Pelo terceiro ano consecutivo, Astrid Fontenelle é a principal âncora da Band no Carnaval da Bahia. Carioca de nascimento e moradora de São Paulo há anos, a apresentadora do ''Melhor da Tarde'' se sente a própria ''rainha'' de Salvador em tempos de folia. Como a Band é a única emissora a dar maior destaque para a festa baiana durante o Carnaval este ano, serão 70 horas de cobertura ao vivo , Astrid virou a ''queridinha'' dos soteropolitanos. Ela adora, por exemplo, ver seu nome estampado em faixas, como ''Band é 10, Astrid é mil'', espalhadas pelas ruas de Salvador. ''A Band eleva a moral dos baianos e eles inflam o meu ego. É uma troca justa'', brinca a jornalista.
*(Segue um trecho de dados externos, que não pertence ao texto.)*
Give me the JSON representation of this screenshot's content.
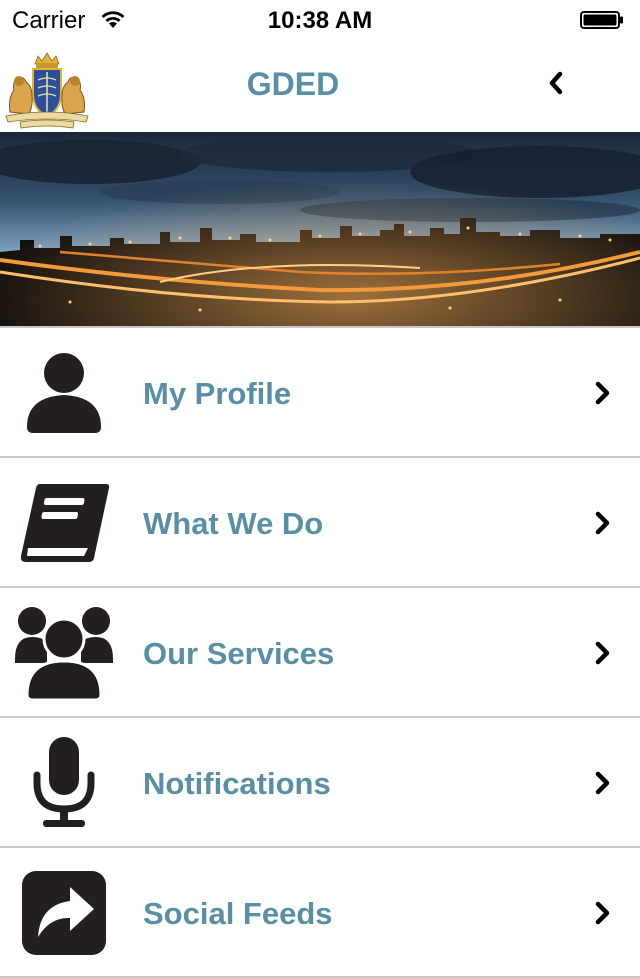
{
  "status_bar": {
    "carrier": "Carrier",
    "time": "10:38 AM"
  },
  "header": {
    "title": "GDED",
    "logo": "coat-of-arms-logo",
    "back_icon": "chevron-left-icon"
  },
  "banner": {
    "image": "city-skyline-at-dusk"
  },
  "menu": {
    "items": [
      {
        "label": "My Profile",
        "icon": "user-icon"
      },
      {
        "label": "What We Do",
        "icon": "book-icon"
      },
      {
        "label": "Our Services",
        "icon": "group-icon"
      },
      {
        "label": "Notifications",
        "icon": "microphone-icon"
      },
      {
        "label": "Social Feeds",
        "icon": "share-icon"
      }
    ]
  },
  "colors": {
    "accent": "#5a8ea4",
    "icon": "#231f20",
    "divider": "#c8c8c8"
  }
}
Mas a apresentadora lembra que nem sempre teve uma relação fraternal com o Carnaval da Bahia. No primeiro ano em que cobriu o desfile dos trios elétricos para a Band, Astrid garante que foi um choque cultural. ''Estava há 9 anos na MTV e o Carnaval na Bahia não tinha nada a ver comigo. Aprendi a gostar aos poucos'', pondera a apresentadora. Já este ano, Astrid está mais do que animada com o estúdio em formato de ponte que ganhou no circuito Barra-Ondina, onde os principais trios elétricos da Bahia desfilam. ''Posso içar os artistas para o estúdio e fazer entrevistas rápidas no calor da festa'', explica.
Você gosta de axé music?
Não gostava nem um pouco antes de começar a ir para o Carnaval da Bahia. Mas tem coisas legais como os blocos Araketu e Ilê Ayê. O que não gosto mesmo é desta categoria da dança da garrafa do axé music. Mas tenho humor para saber que é algo descartável e passageiro. Então, quando as meninas do É o Tchan param na minha frente, até faço a coreografia com elas durante cinco minutos e tudo bem. No entanto, quando fiz a cobertura pela primeira vez para a Band, depois de 9 anos de MTV, foi difícil me adaptar. Cheguei a querer sair nadando, mas não tinha mais jeito. Tive de relaxar e fui aprendendo a gostar. Hoje, estou adaptada e tenho prazer de trabalhar na Bahia. Inclusive, vou várias vezes por ano a Salvador para não ficar aquela coisa de só aparecer no Carnaval.
Em termos televisivos, você acredita que o Carnaval da Bahia evoluiu?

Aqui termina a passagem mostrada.